1

I have a query like this:

xml_db.find(
    {
        'high_performer': {
            '$nin': [some_value]
        },
        'low_performer': {
            '$nin': [some_value]
        },
        'expiration_date': {
            '$gte': datetime.now().strftime('%Y-%m-%d')
        },
        'source': 'some_value'        
    }
)

I have tried to create an index with those fields but getting error:

pymongo.errors.OperationFailure: cannot index parallel arrays [low_performer] [high_performer]

So, how to efficiently run this query?

Ahsanul Haque
  • 10,676
  • 4
  • 41
  • 57

1 Answers1

1

Compound indexing ordering should follow the equality --> sort --> range rule. A good description of this can be found in this response.

This means that the first field in the index would be source, followed by the range filters (expiration_date, low_performer and high_performer).
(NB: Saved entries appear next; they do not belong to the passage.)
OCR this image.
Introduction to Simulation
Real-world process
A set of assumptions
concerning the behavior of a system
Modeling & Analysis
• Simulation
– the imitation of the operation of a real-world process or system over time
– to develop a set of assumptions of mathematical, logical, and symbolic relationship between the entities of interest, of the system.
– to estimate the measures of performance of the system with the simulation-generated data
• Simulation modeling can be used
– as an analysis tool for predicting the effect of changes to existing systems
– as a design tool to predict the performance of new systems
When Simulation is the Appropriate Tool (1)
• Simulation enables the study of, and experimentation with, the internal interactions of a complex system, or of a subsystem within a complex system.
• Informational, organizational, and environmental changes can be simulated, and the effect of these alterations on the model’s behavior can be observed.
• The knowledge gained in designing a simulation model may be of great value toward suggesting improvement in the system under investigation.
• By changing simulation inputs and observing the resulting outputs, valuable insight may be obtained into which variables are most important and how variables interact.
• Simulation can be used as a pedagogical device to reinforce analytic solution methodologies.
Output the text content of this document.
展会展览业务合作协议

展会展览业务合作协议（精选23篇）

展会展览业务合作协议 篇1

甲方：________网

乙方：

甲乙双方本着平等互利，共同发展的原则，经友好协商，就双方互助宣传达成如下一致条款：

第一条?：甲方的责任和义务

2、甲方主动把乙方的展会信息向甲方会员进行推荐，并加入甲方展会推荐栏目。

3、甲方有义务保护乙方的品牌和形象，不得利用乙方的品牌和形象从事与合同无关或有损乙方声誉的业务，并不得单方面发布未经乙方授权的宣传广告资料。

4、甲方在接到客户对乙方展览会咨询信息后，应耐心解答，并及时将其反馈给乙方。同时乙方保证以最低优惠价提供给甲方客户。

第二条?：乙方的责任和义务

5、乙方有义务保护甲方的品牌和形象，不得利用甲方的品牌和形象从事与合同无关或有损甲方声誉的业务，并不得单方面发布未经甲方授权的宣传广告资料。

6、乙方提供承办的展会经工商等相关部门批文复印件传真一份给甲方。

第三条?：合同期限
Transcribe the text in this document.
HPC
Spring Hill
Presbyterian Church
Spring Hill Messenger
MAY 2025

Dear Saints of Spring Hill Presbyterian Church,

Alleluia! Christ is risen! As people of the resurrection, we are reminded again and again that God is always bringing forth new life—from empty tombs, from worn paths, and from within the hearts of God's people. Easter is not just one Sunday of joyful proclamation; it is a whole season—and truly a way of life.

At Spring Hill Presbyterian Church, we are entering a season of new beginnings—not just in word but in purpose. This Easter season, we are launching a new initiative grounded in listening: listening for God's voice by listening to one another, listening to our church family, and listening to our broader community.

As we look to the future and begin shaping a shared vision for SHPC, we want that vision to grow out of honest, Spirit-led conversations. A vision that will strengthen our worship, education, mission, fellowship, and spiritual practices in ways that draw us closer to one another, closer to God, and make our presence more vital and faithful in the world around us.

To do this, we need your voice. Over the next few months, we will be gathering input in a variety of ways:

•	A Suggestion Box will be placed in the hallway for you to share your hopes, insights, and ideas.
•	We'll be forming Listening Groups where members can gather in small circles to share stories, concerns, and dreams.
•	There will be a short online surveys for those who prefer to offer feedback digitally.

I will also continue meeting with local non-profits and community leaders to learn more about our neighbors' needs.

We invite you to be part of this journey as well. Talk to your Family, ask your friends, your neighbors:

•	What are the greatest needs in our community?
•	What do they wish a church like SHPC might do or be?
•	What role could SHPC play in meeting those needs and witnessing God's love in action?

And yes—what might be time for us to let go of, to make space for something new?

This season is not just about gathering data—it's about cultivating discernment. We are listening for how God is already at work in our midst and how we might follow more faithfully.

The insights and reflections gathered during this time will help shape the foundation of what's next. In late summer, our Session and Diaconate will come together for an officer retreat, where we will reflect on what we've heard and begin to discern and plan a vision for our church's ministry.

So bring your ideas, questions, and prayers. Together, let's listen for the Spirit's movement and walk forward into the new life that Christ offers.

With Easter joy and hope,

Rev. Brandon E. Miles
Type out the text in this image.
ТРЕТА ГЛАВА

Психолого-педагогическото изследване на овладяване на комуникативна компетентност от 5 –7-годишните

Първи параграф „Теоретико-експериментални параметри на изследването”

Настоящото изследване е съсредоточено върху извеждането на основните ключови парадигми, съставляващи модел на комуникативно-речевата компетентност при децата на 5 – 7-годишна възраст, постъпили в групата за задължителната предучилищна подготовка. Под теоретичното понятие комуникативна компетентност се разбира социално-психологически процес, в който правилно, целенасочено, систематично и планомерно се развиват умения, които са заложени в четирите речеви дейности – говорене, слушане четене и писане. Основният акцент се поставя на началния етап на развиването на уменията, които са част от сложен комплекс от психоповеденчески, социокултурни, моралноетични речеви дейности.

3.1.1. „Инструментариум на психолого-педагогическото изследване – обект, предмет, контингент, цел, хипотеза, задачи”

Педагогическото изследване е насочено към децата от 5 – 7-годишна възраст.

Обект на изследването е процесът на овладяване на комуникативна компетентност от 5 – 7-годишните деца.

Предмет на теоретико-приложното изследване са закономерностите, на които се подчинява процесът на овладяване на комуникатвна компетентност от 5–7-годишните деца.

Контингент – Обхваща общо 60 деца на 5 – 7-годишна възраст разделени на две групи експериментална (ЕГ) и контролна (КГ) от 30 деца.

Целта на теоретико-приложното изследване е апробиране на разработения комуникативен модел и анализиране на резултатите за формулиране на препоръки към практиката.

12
As you noticed, one of the "performer" fields cannot be included in the index since only a single array can be indexed. You should use your knowledge of the data set to determine which filter (low_performer or high_performer) would be more selective and choose that filter to be included in the index.

Assuming that high_performer is more selective, the only remaining step would be to determine the ordering between expiration_date and high_performer. Again, you should use your knowledge of the data set to make this determination based on selectivity.

Assuming expiration_date is more selective, the index to create would then be:

{ "source" : 1, "expiration_date" : 1, "high_performer" : 1 }
Adam Harrison
  • 3,323
  • 2
  • 17
  • 25